Regulation of fibroblast-like synoviocyte transformation by transcription factors in arthritic diseases

Abstract

Inflammation in the synovium is known to mediate joint destruction in several forms of arthritis. Fibroblast-like synoviocytes (FLS) are cells that reside in the synovial lining of joints and are known to be key contributors to inflammation associated with arthritis. FLS are a major source of inflammatory cytokines and catabolic enzymes that promote joint degeneration. We now know that there exists a direct correlation between the signaling pathways that are activated by the pro-inflammatory molecules produced by the FLS, and the severity of joint degeneration in arthritis. Research focused on understanding the signaling pathways that are activated by these pro-inflammatory molecules has led to major advancements in the understanding of the joint pathology in arthritis. Transcription factors (TFs) that act as downstream mediators of the pro-inflammatory signaling cascades in various cell types have been reported to play an important role in inducing the deleterious transformation of the FLS. Interestingly, recent studies have started uncovering that several TFs that were previously reported to play role in embryonic development and cancer, but not known to have pronounced roles in tissue inflammation, can actually play crucial roles in the regulation of the pathological properties of the FLS. In this review, we will discuss reports that have been able to impart novel arthritogenic roles to TFs that are specialized in embryonic development. We also discuss the therapeutic potential of targeting these newly identified regulators of FLS transformation in the treatment of arthritis.
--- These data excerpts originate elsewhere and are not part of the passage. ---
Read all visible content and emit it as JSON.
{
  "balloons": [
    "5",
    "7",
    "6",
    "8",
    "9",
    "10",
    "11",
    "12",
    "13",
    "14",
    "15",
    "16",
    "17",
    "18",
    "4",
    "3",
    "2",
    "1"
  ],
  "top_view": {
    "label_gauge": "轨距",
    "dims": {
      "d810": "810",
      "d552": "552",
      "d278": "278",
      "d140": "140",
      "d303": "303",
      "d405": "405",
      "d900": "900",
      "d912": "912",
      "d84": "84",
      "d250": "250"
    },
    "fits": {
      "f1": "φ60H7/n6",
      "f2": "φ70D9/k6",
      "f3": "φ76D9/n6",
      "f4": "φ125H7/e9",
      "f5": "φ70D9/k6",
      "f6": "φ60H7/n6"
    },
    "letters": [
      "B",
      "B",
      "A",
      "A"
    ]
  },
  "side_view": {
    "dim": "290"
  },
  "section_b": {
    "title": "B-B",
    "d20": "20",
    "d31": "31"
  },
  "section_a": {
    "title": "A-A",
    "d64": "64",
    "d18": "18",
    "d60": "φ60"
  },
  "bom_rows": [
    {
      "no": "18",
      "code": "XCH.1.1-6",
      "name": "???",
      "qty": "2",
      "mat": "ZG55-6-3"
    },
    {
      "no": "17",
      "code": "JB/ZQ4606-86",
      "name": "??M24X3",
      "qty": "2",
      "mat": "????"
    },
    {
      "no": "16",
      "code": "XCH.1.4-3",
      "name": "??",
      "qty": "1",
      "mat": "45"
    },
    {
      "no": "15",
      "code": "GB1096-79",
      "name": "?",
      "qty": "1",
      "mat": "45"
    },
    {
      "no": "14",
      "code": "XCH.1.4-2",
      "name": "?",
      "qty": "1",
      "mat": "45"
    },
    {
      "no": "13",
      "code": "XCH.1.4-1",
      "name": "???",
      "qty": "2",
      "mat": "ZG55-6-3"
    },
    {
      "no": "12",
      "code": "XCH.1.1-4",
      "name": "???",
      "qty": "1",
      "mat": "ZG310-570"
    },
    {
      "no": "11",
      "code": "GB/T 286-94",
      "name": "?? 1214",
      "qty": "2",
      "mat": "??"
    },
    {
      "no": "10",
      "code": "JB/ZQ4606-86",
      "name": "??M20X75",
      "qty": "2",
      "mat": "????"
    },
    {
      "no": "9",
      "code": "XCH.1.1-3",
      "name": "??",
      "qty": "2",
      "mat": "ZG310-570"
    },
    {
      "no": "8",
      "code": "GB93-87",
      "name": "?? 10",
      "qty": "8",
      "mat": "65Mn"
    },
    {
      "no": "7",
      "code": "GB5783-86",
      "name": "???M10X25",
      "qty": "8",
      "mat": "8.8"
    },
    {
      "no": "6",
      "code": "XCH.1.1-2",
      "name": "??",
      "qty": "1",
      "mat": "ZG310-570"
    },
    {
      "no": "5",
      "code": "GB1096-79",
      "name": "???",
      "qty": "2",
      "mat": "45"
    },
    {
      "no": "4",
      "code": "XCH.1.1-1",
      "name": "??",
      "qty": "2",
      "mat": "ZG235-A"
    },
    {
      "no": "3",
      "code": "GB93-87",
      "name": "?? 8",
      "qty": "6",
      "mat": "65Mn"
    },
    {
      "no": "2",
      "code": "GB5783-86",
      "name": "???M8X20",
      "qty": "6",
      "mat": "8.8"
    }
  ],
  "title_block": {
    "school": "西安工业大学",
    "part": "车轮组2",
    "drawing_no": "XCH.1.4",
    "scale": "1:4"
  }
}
Keywords: Arthritis; Fibroblasts; Inflammation; Joint disease; Transcription factors.

Figure 1.. Comparison between the properties of transformed FLS and CAF:

Aberrant activation of transcription factors occurs when FLS and CAF are exposed to pro-inflammatory ligands, including cytokines, chemokines and growth factors. Binding of the ligands to the cell surface receptors results in the activation of signaling cascades that eventually results in the binding of the TFs to their respective binding sites in the enhancers/promoters of their target genes. The activated target genes function as mediators of pro-inflammatory processes, extra-cellular matrix (ECM) degradation, epithelial-to-mesenchymal transition (EMT) and promoters of cell survival and proliferation. Together these molecular changes lead to the proliferative and invasive behavior of FLS and CAF.

Figure 2.. Strategies for targeting TFs:

Several currently available strategies that could be utilized to block the pathological functions of TFs are listed here. lightning bolt, small molecule/drug; red circle, post-translational modification of protein; me, methylation; acacetylation.